Book provides an insight into social histories

Published 2:53 pm Thursday, September 9, 2010

By By EDWIN MODLIN II
Staff Writer

William A.C. Polk’s latest book, “A Social History: The Chronicle of an Okay P K,” conveys a history as viewed through the eyes and experiences of one who grew up in the family of a black Methodist preacher.
Taking him just over nine months to complete the manuscript, Polk said, he wanted to get his message out to today’s youth as soon as possible.
“The objective here is to use this sketch of my life to provide a general grasp of and sensitivity to the sweeping foundations of our collective social history,” Polk said. “My family is one that provided a varied life’s path that was socially diverse, creating no discernible problems for any of us until I was an adult.”
Polk, an educator for more than 20 years, said the book discusses the social actions that made him the person he is today.

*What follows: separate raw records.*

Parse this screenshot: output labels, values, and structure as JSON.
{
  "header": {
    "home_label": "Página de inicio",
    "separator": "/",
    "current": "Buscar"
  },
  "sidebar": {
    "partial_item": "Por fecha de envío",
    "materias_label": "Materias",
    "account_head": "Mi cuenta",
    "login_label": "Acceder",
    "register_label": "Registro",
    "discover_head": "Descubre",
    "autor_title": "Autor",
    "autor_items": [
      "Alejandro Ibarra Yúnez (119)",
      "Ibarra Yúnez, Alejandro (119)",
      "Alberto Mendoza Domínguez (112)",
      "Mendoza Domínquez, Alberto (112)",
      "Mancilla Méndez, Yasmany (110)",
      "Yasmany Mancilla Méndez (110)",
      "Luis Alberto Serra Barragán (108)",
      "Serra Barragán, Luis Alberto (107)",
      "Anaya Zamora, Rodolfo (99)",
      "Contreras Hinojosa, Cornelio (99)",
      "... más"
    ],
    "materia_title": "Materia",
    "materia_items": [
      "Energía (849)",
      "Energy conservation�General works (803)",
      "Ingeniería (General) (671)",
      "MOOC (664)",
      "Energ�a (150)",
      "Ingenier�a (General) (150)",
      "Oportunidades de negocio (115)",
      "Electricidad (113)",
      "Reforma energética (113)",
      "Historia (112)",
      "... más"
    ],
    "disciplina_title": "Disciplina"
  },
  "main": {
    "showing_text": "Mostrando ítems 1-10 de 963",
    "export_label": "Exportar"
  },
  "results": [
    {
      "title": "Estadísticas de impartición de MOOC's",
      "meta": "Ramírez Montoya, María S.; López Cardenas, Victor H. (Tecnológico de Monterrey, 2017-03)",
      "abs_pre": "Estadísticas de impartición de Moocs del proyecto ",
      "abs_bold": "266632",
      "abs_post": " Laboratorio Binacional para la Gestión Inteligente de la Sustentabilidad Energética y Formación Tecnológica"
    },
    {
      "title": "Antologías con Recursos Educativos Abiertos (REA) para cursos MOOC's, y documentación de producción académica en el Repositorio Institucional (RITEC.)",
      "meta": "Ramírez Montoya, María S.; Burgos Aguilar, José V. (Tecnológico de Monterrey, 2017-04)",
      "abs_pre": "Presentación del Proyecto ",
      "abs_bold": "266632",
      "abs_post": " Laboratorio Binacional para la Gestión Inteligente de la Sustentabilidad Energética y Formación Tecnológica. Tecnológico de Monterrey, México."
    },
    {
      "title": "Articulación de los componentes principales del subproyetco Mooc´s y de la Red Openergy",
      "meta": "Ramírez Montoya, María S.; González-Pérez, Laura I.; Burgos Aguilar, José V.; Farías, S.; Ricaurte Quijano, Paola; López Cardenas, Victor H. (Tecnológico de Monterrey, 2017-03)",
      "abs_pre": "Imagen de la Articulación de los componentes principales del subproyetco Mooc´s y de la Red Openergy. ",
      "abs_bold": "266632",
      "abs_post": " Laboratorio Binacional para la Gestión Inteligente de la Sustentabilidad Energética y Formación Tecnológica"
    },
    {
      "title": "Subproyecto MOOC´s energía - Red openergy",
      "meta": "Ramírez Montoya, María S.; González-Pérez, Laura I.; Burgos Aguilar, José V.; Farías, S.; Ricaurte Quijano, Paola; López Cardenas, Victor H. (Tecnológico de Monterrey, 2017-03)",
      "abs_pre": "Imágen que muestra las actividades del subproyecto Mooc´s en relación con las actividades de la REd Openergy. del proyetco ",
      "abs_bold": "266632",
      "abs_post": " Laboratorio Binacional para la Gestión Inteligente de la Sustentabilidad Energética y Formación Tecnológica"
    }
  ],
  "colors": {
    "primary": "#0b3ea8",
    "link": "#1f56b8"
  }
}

Some of the topics Polk touches on in the book are about growing up as a black Methodist preacher’s child in the South, attending six elementary schools in eight years, getting an education before and after World War II, finding a profession in life, raising and caring for an active, loving family and living through the civil-rights movement.
Polk’s book reveals how he acquired coping mechanisms and how the social realities of his upbringing protected, shielded and enriched his life while at the same time providing him with an understanding of the influences of the dominant culture.
“When I grew up, I was called an ‘Oreo,’ and I hated it,” he said. “People were saying we were black on the outside, but white on the inside. That alienated me from the rest of the black community. Being called an ‘Oreo’ was a slap in the face.”
According to Polk, his personal anecdotes and experiences explain how he learned from his family ways to achieve a measure of independent thought and action, along with the development of his attitudes and values.
“My intention is to get other people to look at their lives as a social history,” Polk said. “If they can do that, then they will be able to determine where they come from, where they’re going and how they’re going to get there.”
The book, he said, documents his efforts to bring about a more-comprehensive base of communication and trust between people of all races and cultures.
“These experiences provided the concepts that helped me provide education and socially effective interactions with many different individuals and groups,” he said. “Our individual social histories are created by our interactions with every other individual we’ve met.”
Polk said the book is an attempt to illustrate, through a review of his own experiences, that even chance meetings may have convoluted meanings.
“Thus, I have become determined to find a variety of ways to decode, decipher and rectify our national societal climate in order to assure that life-enriching opportunities are denied to no person,” Polk said. “History is made, not by any one of us alone, but by the fact that we are all on this earth together. And, consequently, we share the responsibility for all changes in our society.”
Polk said he will speak about his books at the Robersonville Meat Packing Co. in Robersonville on Sept. 18 in an effort to give those who hear him an idea of how their work accomplishes a social history.